The report says that mandatory minimums should be repealed, and the government should come up with "appropriate punishment without overreliance on incarceration as a criminal sanction" -- and includes the novel suggestion that "lengthy periods of incarceration" be reserved for offenders who "pose the greatest danger to the community and who commit the most serious offenses."

The timing of Sensenbrenner's bill -- ever so slightly ahead of the ABA's clear condemnation -- seems intentional, said Allen St. Pierre, executive director of the National Organization for the Reform of Marijuana Laws Foundation. "He simply wanted to be out ahead on this," St. Pierre said.

But what Sensenbrenner could not have anticipated were two court decisions -- one from federal district court in Massachusetts and one from the U.S. Supreme Court -- that also deal a heavy blow to the man-min scheme.

In a memorandum commenting on a string of recent cases before the court, a federal judge in Boston concluded last week that mandatory minimums are unconstitutional because they tip the scales of justice in favor of prosecutors.

And in a June 24 decision (Blakely v. Washington), the Supremes ruled that juries, and not judges, must decide the facts of a case if those facts may result in a sentence harsher than called for by a plea agreement or sentencing scheme.

According to drug reformers, the case could have a staggering effect in federal drug cases where judges, after conviction, decide a sentence solely on the amount of drugs involved, a fact not normally determined by the jury. "It was a whole week of sentencing reform," said St. Pierre, "the most extraordinary anti-drug-sentencing week."
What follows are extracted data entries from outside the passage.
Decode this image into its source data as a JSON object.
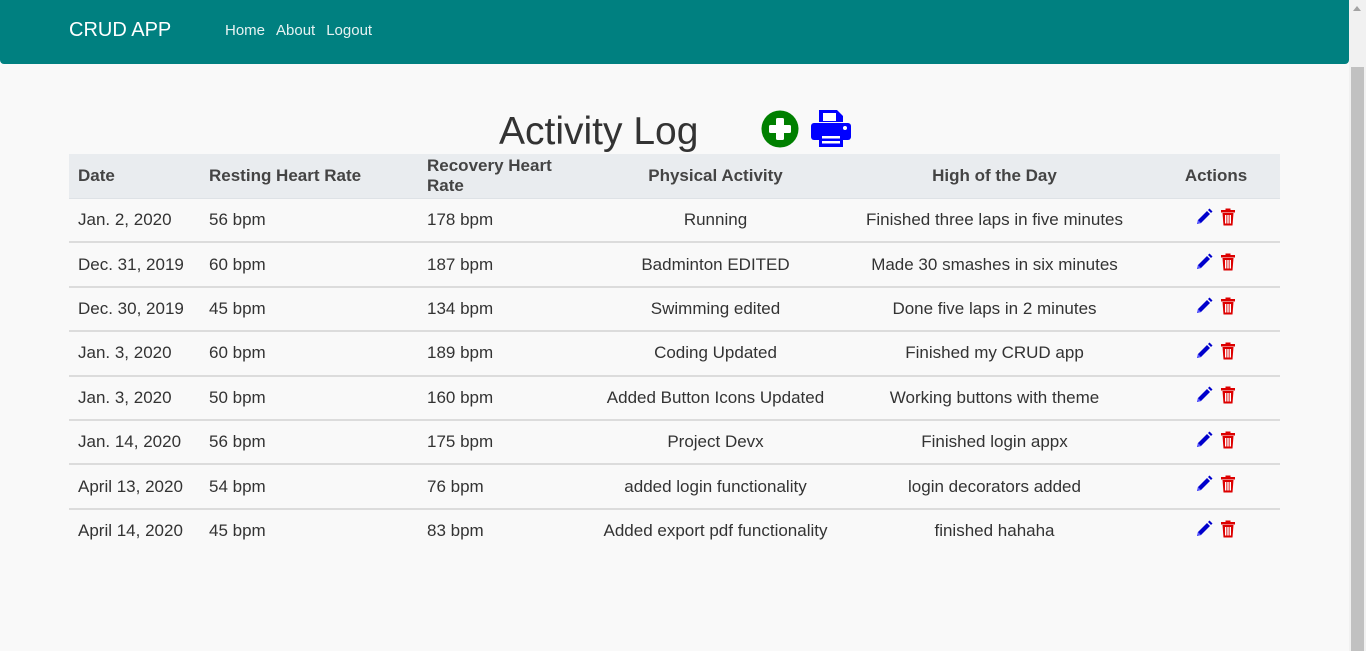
{
  "navbar": {
    "brand": "CRUD APP",
    "links": [
      "Home",
      "About",
      "Logout"
    ]
  },
  "page": {
    "title": "Activity Log",
    "add_icon": "plus-circle-icon",
    "print_icon": "printer-icon"
  },
  "table": {
    "headers": [
      "Date",
      "Resting Heart Rate",
      "Recovery Heart Rate",
      "Physical Activity",
      "High of the Day",
      "Actions"
    ],
    "rows": [
      {
        "date": "Jan. 2, 2020",
        "resting": "56 bpm",
        "recovery": "178 bpm",
        "activity": "Running",
        "high": "Finished three laps in five minutes"
      },
      {
        "date": "Dec. 31, 2019",
        "resting": "60 bpm",
        "recovery": "187 bpm",
        "activity": "Badminton EDITED",
        "high": "Made 30 smashes in six minutes"
      },
      {
        "date": "Dec. 30, 2019",
        "resting": "45 bpm",
        "recovery": "134 bpm",
        "activity": "Swimming edited",
        "high": "Done five laps in 2 minutes"
      },
      {
        "date": "Jan. 3, 2020",
        "resting": "60 bpm",
        "recovery": "189 bpm",
        "activity": "Coding Updated",
        "high": "Finished my CRUD app"
      },
      {
        "date": "Jan. 3, 2020",
        "resting": "50 bpm",
        "recovery": "160 bpm",
        "activity": "Added Button Icons Updated",
        "high": "Working buttons with theme"
      },
      {
        "date": "Jan. 14, 2020",
        "resting": "56 bpm",
        "recovery": "175 bpm",
        "activity": "Project Devx",
        "high": "Finished login appx"
      },
      {
        "date": "April 13, 2020",
        "resting": "54 bpm",
        "recovery": "76 bpm",
        "activity": "added login functionality",
        "high": "login decorators added"
      },
      {
        "date": "April 14, 2020",
        "resting": "45 bpm",
        "recovery": "83 bpm",
        "activity": "Added export pdf functionality",
        "high": "finished hahaha"
      }
    ],
    "action_icons": [
      "pencil-icon",
      "trash-icon"
    ]
  },
  "colors": {
    "navbar": "#008080",
    "add_icon": "#008000",
    "print_icon": "#0000ff",
    "edit_icon": "#0000cc",
    "delete_icon": "#dd0000"
  }
}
In other legal news, on June 28 the Supremes announced they would hear the government's appeal in a medical marijuana case originally brought in California by two of the state's seriously ill medical marijuana patients.
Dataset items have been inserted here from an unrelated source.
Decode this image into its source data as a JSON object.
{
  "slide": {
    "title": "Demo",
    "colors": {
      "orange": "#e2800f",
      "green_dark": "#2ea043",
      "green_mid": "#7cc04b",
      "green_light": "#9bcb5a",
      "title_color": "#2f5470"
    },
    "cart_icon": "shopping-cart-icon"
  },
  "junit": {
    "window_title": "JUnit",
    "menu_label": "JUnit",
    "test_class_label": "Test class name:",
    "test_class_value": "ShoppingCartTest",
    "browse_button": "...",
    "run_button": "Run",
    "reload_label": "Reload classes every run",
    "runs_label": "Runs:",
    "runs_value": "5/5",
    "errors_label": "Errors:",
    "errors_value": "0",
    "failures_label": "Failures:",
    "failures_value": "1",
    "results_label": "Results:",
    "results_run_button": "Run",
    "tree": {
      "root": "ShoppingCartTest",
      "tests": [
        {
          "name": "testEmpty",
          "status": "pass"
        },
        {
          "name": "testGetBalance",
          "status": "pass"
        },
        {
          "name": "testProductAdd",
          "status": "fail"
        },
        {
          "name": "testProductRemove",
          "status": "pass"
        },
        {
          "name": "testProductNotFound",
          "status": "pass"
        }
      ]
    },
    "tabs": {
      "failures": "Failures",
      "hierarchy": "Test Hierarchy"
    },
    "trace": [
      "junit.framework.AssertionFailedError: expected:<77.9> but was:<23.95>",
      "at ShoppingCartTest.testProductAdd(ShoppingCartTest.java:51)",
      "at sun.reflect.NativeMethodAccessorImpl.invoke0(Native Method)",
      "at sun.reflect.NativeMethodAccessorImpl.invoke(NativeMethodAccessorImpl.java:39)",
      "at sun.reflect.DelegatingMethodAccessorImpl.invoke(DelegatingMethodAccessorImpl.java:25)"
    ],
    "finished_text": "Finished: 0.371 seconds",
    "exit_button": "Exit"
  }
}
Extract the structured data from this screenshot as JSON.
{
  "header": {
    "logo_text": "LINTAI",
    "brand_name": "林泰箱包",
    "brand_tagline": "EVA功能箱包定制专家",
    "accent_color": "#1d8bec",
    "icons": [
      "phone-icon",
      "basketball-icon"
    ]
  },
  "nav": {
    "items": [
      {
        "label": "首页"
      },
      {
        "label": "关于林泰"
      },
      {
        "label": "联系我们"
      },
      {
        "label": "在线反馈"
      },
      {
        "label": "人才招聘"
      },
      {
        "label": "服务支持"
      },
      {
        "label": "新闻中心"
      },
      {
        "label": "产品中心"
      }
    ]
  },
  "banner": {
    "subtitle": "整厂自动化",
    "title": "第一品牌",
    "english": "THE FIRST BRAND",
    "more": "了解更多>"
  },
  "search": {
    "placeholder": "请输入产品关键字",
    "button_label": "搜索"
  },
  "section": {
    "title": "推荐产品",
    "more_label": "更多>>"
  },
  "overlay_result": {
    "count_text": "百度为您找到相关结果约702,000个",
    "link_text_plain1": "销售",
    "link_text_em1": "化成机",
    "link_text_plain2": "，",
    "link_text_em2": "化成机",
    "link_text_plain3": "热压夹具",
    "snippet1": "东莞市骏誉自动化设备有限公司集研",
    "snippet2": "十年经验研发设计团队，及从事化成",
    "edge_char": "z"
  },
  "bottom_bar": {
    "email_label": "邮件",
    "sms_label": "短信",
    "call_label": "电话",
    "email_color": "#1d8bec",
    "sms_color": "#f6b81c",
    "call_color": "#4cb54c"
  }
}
In that case the 9th U.S. Circuit Court of Appeals ruled last year that federal drug laws do not apply to sick people using marijuana as medicine in states where that is legal, as long as the procurement and use of the drug is noncommercial and remains intrastate.

The government argued that plaintiffs Angel Raich and Diane Monson were procuring pot in violation of federal law -- that obtaining the dope was, essentially, an economic act that affected interstate commerce.

After losing on appeal, the feds lobbied for the Supremes to take the case. The court's last two decisions involving the commerce clause have weighed heavily in favor of states' rights -- which encourages Raich and Monson's supporters.

"This is a historic case," said David Michael, a member of the Raich-Monson legal team. "The court is going to consider whether [people] who possess and cultivate cannabis for their own personal [medical] use [are engaging in a] class of activities that Congress can't touch under its commerce clause powers." The court will hear arguments this winter.

But last week wasn't all joints and roses for the drug reform crowd, whose efforts in Nevada to have a conservative legalization question land on the state's November ballot have been dashed after initiative organizers -- ahem -- misplaced 6,000 ballot signatures.

The signatures weren't turned in by the Silver State's filing deadline, meaning the question is almost certainly off the ballot until at least next year. That little smoker "moment" has cost the measure's national supporters, the Marijuana Policy Project (and their donors) over $500,000 in funding, sources said.